In other words, the Rao Blackwell process cannot improve the estimator any further, so that $W_1$ is the optimal estimator derived from $Z_1$. By a similar argument, if there is some other unbiased estimator $Z_2$, we can obtain the optimal estimator $W_2 = \E[Z_2\vert S]$. Now, if $S$ were complete, we could show that $W_1$ and $W_2$ are necessarily the same estimator. But if $S$ is not complete, what happens?

Let $v_1 = \Var[W_1]$, $v_2 = \Var[W_2]$, and without loss of generality, assume $v_1\leq v_2$. At this point, we would consider $W_1$ to be the optimal estimator between the two. So we want to find an estimator that beats it by having lower variance. Consider the estimator

\[U = \frac{W_1+W_2}{2}\]

Its variance is given by

\[\Var[U] = \frac{1}{4}\left(v_1+v_2+2\Cov[W_1,W_2]\right) = (1/2)\frac{v_1+v_2}{2} + (1/2)\Cov[W_1,W_2]\]

By the Cauchy-Schwartz Inequality,

\[-\sqrt{v_1v_2}\leq \Cov[W_1,W_2]\leq\sqrt{v_1v_2}\]

We can therefore establish upper and lower bounds on $\Var[U]$. The upper bound is:

\[\Var[U]\leq (1/2)\frac{v_1+v_2}{2}+(1/2)\sqrt{v_1v_2}\]

This is a convex combination of the arithmetic and geometric means of $v_1$ and $v_2$, and therefore must be strictly greater than $v_1$ unless $v_1=v_2$, in which case it is equal to $v_1$. The bound is attained only when $W_1$ and $W_2$ are perfectly correlated, which only can occur if one is a linear combination of the other, such that we could write $W_1=aW_2+b$. But since $\theta=\E[W_1]=\E[aW_2+b]=a\E[W_2]+b=a\theta+b$, this means that they must be the same estimator with $a=1,b=0$. Even in this degenerate situation, we note that $\Var[U] = v_1$, showing that the construction of $U$ does no worse than the previous optimal estimator $W_1$.

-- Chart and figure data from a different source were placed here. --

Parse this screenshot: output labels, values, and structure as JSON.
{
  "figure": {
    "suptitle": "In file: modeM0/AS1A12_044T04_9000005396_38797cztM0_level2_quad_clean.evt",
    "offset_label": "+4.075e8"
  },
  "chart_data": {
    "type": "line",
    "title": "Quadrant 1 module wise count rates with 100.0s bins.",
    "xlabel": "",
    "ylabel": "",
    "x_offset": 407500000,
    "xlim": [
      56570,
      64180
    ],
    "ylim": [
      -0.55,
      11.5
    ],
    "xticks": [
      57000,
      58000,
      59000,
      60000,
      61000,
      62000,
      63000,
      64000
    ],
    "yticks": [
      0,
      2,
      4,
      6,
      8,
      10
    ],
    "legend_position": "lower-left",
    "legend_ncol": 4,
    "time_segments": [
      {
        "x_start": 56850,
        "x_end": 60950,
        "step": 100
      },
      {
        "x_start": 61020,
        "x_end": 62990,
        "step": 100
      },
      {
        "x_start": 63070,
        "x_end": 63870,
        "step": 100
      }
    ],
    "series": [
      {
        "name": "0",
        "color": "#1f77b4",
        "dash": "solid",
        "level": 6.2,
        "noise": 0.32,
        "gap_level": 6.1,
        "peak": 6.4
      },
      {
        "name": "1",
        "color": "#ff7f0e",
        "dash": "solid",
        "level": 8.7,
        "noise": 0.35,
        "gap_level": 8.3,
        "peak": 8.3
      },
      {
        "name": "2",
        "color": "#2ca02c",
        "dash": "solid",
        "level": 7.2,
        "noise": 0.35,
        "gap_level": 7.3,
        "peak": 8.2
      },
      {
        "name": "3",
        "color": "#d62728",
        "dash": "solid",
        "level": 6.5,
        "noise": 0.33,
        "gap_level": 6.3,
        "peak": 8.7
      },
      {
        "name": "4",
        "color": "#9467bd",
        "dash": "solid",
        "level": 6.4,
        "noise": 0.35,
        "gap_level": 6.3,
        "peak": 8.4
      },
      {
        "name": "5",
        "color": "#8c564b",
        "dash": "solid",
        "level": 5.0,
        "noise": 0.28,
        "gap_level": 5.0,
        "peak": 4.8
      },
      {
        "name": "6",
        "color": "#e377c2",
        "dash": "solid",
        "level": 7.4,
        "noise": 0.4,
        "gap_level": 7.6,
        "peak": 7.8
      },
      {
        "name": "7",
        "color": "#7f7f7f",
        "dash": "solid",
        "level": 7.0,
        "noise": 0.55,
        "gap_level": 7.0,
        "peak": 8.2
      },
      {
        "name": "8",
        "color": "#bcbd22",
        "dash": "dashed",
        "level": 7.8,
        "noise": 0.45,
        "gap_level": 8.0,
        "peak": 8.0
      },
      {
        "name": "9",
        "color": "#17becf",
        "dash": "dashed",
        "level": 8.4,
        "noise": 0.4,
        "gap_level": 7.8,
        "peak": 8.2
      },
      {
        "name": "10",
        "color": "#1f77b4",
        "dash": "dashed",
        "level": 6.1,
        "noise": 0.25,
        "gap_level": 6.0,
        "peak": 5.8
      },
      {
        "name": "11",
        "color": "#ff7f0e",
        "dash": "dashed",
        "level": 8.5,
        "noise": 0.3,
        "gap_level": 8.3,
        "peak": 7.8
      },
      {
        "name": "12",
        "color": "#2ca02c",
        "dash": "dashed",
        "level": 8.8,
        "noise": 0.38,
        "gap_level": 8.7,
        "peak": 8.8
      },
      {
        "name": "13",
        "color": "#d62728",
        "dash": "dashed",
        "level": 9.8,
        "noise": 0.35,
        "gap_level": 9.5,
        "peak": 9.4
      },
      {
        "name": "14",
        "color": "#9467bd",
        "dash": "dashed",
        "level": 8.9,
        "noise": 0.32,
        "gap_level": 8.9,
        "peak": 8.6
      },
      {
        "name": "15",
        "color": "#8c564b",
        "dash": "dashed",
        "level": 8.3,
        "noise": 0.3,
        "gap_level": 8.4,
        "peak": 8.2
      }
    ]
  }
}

Now suppose more realistically that $\Cov[W_1,W_2]<\sqrt{v_1v_2}$. Then in this case it may be possible that $\Var[U]< v_1$. We can find values of $v_1,v_2$ to satisfy this requirement. For convenience let the correlation coefficient $\rho = \Cov[W_1,W_2]/\sqrt{v_1v_2}$. We are interested in finding combinations of $\rho,v_1,v_2$ which satisfy

\[\Var[U] = (1/2)\frac{v_1+v_2}{2}+(1/2)\rho\sqrt{v_1v_2} < v_1\]

The inequality can be reduced to the form

\[3v_1-v_2-2\rho\sqrt{v_1v_2} > 0\]

Using Wolfram Alpha we see that solutions to this inequality exist and are of the form

\[v_2 < 3v_1 + 2\rho^2 v_1 \pm 2v_1\rho\sqrt{\rho^2+3}\]

Clearly, we have failed to obtain any general result by conditioning on the minimal sufficient statistic since we cannot eliminate the possibility of improving on two “optimal” statistics by just averaging them.

Based on the above discussion, we conclude that minimal sufficiency is not enough to guarantee any estimator resulting from application of the Rao-Blackwell Theorem has optimal (smallest) variance. This reinforces the importance of the completeness property in proving an unbiased estimator has optimal variance using Lehmann-Scheffe.